Patient concerns: A 4-year old boy from Guilin City, Guangxi Zhuang Autonomous Region, China, was referred to our clinic for clarification of his diagnosis because he showed moderate intellectual disability.
Diagnosis: Two novel compound heterozygous mutations of THOC6, c.664T>C (p.Trp222Arg) and c.945+1 G>A were identified in this patient by whole exome sequencing. The two mutations were evaluated as pathogenic and likely pathogenic respectively according to the American College of Medical Genetics guidelines. This is the first case displaying the BBIS phenotype reported in the Chinese population. These two mutations have not been reported previously.
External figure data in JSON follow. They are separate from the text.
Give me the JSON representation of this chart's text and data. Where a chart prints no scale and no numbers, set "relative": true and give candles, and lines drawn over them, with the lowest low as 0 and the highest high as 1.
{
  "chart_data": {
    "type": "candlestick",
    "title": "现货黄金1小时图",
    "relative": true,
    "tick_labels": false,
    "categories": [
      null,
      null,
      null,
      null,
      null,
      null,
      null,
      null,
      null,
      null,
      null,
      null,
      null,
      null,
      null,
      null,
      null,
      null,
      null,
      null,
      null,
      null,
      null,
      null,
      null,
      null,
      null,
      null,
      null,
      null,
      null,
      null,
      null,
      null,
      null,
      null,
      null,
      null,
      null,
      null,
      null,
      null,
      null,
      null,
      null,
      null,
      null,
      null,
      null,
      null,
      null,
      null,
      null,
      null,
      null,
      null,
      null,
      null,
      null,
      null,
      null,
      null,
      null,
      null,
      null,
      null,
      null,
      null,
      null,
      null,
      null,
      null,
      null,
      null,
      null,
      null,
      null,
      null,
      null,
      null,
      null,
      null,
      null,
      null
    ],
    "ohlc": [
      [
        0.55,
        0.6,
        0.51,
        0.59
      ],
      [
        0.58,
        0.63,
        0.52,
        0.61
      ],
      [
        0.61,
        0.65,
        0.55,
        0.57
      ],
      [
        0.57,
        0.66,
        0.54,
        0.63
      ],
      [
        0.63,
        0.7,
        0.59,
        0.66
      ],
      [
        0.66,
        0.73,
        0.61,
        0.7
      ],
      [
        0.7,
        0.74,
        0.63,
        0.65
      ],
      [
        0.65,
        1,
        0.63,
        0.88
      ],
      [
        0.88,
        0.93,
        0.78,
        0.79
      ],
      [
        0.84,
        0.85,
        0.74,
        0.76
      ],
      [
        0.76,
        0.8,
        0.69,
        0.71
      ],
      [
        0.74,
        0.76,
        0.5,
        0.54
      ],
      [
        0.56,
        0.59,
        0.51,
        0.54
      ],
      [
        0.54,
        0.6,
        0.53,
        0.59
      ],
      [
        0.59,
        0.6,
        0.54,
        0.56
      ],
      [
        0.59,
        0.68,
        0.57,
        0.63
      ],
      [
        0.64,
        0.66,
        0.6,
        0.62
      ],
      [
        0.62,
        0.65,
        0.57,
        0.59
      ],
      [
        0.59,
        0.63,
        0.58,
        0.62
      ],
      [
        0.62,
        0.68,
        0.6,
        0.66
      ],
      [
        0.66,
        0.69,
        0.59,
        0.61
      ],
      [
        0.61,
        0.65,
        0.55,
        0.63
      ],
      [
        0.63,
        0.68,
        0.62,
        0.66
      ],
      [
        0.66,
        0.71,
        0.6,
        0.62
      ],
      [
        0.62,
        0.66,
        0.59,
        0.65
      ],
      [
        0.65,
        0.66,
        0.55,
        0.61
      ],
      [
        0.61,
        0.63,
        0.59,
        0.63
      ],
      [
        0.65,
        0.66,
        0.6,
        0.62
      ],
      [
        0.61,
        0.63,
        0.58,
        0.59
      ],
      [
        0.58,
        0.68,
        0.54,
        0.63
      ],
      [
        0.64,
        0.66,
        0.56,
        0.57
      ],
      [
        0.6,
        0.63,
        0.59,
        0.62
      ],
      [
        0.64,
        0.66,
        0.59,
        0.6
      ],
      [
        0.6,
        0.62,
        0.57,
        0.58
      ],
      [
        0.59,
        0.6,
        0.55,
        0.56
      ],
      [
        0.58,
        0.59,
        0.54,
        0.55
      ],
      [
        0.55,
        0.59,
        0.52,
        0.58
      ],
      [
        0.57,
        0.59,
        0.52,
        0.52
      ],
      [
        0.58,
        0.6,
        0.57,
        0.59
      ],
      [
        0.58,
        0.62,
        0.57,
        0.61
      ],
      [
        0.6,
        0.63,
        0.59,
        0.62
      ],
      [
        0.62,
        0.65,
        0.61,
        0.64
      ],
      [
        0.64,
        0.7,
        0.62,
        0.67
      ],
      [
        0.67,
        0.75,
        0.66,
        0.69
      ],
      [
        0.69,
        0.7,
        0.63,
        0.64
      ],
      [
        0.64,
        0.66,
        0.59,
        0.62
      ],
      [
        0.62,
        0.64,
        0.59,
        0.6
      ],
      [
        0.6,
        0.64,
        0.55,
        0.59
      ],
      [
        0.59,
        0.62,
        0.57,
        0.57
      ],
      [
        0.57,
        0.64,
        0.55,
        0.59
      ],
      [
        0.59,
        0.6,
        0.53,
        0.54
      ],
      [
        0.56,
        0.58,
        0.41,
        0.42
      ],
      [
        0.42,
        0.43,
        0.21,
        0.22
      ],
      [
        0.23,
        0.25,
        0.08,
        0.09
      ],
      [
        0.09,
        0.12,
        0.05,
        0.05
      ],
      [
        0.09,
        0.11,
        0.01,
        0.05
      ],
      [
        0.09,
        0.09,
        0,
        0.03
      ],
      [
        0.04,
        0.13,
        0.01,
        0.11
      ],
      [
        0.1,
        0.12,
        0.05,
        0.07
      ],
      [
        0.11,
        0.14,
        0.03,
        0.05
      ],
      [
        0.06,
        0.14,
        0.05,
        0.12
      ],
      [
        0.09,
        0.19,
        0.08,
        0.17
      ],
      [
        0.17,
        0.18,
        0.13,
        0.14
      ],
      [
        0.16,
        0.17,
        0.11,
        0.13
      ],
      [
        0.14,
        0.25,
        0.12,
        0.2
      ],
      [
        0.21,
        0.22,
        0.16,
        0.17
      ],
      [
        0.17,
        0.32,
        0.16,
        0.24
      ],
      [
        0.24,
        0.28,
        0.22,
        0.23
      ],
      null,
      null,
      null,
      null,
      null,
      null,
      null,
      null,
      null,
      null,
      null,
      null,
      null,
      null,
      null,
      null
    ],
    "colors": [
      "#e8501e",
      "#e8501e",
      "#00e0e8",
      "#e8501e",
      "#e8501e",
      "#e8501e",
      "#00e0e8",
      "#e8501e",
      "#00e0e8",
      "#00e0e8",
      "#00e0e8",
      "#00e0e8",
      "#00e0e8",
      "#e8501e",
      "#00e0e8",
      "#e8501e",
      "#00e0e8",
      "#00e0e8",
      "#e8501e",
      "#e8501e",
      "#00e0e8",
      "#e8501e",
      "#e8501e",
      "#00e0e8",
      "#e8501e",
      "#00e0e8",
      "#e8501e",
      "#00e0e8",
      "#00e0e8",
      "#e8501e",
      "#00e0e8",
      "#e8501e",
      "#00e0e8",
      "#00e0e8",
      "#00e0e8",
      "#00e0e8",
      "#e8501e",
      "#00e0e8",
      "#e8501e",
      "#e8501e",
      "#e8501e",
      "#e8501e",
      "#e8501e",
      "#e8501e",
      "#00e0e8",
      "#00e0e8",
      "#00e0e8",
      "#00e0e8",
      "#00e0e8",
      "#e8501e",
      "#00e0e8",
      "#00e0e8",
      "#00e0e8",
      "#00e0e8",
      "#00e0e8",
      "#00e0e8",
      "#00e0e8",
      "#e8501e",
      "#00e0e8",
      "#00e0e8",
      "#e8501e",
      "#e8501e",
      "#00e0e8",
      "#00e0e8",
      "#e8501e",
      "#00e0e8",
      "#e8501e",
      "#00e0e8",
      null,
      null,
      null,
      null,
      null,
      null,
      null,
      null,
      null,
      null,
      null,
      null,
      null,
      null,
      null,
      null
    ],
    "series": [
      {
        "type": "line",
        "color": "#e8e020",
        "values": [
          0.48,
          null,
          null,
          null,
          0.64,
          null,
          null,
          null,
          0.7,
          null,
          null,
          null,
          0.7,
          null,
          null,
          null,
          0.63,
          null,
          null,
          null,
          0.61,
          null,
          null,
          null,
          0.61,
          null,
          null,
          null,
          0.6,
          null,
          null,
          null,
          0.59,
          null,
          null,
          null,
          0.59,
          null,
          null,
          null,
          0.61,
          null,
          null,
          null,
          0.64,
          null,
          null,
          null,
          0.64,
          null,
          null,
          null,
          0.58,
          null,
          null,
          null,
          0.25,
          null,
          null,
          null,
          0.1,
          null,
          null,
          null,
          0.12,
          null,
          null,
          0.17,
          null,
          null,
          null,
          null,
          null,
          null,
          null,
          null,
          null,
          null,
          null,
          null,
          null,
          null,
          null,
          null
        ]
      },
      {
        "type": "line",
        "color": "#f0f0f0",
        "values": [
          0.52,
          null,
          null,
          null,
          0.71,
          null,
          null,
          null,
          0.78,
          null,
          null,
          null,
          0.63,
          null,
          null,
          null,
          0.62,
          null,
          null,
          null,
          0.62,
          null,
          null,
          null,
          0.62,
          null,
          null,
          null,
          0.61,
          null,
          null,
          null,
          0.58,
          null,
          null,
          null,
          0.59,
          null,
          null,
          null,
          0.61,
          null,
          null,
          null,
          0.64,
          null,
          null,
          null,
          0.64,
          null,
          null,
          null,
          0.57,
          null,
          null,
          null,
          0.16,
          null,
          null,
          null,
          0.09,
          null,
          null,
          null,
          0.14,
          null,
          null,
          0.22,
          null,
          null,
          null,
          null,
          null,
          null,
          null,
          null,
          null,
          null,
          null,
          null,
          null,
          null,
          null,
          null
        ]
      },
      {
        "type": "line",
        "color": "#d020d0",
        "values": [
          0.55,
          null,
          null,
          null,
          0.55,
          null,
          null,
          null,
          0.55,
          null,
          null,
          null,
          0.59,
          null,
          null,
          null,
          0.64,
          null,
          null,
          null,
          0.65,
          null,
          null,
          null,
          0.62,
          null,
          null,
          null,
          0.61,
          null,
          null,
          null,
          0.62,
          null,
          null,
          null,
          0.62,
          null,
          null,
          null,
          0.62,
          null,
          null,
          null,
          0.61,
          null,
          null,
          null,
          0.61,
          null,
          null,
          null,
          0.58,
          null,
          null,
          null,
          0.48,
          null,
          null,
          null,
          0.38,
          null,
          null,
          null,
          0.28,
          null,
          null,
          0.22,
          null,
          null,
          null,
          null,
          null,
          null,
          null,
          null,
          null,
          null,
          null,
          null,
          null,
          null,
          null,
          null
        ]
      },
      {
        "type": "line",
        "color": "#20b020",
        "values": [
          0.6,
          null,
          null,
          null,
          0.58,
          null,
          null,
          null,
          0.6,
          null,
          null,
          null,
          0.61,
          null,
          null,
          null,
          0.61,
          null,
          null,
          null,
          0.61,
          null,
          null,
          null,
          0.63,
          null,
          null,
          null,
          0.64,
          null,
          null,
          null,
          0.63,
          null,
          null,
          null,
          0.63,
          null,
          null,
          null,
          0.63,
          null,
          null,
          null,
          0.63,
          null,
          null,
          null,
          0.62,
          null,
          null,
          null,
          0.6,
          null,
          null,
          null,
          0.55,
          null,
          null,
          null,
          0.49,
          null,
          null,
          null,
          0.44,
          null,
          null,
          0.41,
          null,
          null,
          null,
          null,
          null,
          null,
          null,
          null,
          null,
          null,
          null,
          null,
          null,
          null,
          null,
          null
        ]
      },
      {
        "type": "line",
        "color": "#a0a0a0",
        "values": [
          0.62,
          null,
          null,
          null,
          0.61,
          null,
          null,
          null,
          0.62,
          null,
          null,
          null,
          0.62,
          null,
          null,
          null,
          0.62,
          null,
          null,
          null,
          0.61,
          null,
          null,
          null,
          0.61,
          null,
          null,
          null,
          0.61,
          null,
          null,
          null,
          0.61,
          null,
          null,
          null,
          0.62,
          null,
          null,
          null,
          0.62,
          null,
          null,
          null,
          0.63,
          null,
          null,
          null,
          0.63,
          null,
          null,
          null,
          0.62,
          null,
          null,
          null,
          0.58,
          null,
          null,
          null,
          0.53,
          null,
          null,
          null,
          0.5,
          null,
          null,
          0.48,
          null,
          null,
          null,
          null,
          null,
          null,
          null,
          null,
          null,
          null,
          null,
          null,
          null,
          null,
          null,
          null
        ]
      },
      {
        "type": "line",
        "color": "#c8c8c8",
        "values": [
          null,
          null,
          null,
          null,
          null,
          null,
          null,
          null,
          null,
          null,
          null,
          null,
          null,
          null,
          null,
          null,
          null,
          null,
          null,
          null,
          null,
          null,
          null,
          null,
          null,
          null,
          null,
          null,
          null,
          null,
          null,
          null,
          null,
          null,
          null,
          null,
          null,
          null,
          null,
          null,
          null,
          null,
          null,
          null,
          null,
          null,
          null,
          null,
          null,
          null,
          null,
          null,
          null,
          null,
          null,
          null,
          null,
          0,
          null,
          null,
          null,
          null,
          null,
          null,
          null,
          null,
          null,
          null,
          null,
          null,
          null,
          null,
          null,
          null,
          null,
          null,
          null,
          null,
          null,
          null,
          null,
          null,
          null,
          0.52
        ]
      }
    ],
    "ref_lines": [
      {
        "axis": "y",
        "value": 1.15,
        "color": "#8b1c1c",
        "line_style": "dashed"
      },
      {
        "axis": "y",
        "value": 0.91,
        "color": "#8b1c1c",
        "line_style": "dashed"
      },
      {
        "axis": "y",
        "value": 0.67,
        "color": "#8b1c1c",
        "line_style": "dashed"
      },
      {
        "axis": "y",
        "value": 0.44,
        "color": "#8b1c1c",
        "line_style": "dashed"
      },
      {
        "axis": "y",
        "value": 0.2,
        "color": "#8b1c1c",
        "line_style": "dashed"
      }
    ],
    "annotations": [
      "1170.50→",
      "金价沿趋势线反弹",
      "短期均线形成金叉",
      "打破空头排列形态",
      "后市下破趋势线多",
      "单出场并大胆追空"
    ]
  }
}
Interventions: Symptomatic treatment and rehabilitation training for patients.
Outcomes: The genetic cause of the disease was identified. The family received scientific genetic counseling.
Lessons: BBIS is a rare syndromic autosomal recessive disease with intellectual disability and it is normally difficult for clinicians to recognize it. Whole exome sequencing is an efficient way to identify the gene which causes a particular disease in patients.